From My Window, I See Things Slowly Turning Green
A riddle: What do algae destined for power generation and a forest managed dually for habitat and for world class coffee have in common?
If you’re thinking both are green, literally and figuratively, you’re close to target. If you’re seeing evidence of transformation leading us in the direction we need to go, you’re closer still.
Generally a patient sort, I’d act rashly if I had a magic wand. I’d wave into place a saner, redesigned top-to-bottom global economic system. Right now. I suspect many who engage with the Tonic community feel similarly impatient, knowing that we can do much better for ourselves and for the natural systems that sustain us. In the meantime, we make the best choices we can as individuals, and find it to be important and uplifting to recognize, applaud, and support progress as it appears.
In Tanzania, land management practices achieve the twinned yield of highly prized coffee beans and expanded habitat for chimpanzees. The compelling conservation story allows local farmers to enjoy a premium price, greatly beneficial to the welfare of the local population.
Venice, Italy, moves forward with plans to turn the algae that famously blooms in and clogs its canals (along with additional, lab-cultivated algae) into biofuel.
These are projects that differ in location and in focus to the point of perhaps seeming wholly unrelated.

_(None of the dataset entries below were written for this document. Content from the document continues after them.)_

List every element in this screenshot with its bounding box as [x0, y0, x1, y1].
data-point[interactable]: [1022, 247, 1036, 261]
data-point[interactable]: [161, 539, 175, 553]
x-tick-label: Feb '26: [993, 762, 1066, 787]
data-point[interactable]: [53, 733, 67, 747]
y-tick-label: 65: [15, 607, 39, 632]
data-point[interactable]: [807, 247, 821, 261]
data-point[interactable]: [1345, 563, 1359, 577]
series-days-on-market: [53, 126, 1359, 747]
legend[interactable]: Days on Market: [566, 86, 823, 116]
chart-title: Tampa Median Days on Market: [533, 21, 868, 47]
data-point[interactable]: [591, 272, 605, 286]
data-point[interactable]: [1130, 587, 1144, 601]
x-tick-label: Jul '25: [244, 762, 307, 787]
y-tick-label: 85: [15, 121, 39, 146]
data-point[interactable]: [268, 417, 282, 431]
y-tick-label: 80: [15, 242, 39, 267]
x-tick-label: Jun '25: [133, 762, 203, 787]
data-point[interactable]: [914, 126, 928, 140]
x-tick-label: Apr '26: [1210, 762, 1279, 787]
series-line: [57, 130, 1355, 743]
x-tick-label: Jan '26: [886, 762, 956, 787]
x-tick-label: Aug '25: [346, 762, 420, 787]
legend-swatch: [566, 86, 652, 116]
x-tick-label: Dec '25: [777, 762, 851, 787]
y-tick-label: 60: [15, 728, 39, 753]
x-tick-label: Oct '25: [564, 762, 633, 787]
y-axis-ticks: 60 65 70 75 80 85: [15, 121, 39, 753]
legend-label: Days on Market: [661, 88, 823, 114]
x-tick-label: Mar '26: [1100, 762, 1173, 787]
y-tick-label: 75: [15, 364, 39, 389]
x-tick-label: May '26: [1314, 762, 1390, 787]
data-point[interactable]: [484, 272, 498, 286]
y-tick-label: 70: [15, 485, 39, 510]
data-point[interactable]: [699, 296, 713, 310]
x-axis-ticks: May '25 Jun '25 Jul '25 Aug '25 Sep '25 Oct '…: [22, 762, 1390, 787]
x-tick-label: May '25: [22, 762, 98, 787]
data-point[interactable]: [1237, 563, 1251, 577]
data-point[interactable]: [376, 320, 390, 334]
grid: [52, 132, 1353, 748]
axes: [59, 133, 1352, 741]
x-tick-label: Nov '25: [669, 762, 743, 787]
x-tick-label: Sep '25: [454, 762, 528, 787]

I’d suggest that what we see here is akin to standing with your nose to a Seurat painting: You see a few dots of different color that don’t seem to connect or reveal anything of sense, until you take a few steps back, and something of real meaning and beauty arises. (Advisory note: I do not recommend trying this exercise with an actual museum collection pointillist painting. You’ll be escorted out without the chance to delight in that $12 museum cafeteria grilled cheese for which you were hankering.)
What we do, how we do it, and the very ways in which we choose to be and to move within the world are all ripe for dramatic change. I refer you to a recent cover story in Time magazine. Kurt Andersen therein describes the American era of excess as over, and presents a case for why this is a very, very good thing. It’s a compelling, oddly uplifting argument.
It will, though, still be OK to want and to acquire things that we may not absolutely need. It will be OK to plug in and to crank up the volume. Best that the goods and services we purchase come our way by having left a minimized footprint. While we make our collective way, however (im)patiently, to a fully transformed state of affairs, we can choose our coffee and our gadgets and our clothing and such consciously. Markets respond as more of us do so. It’s happening.
Looking out my window as April begins, I see that things are turning green. The change is of course imperceptible in real time, but I know that when I look again after a few days, they’ll be greener still.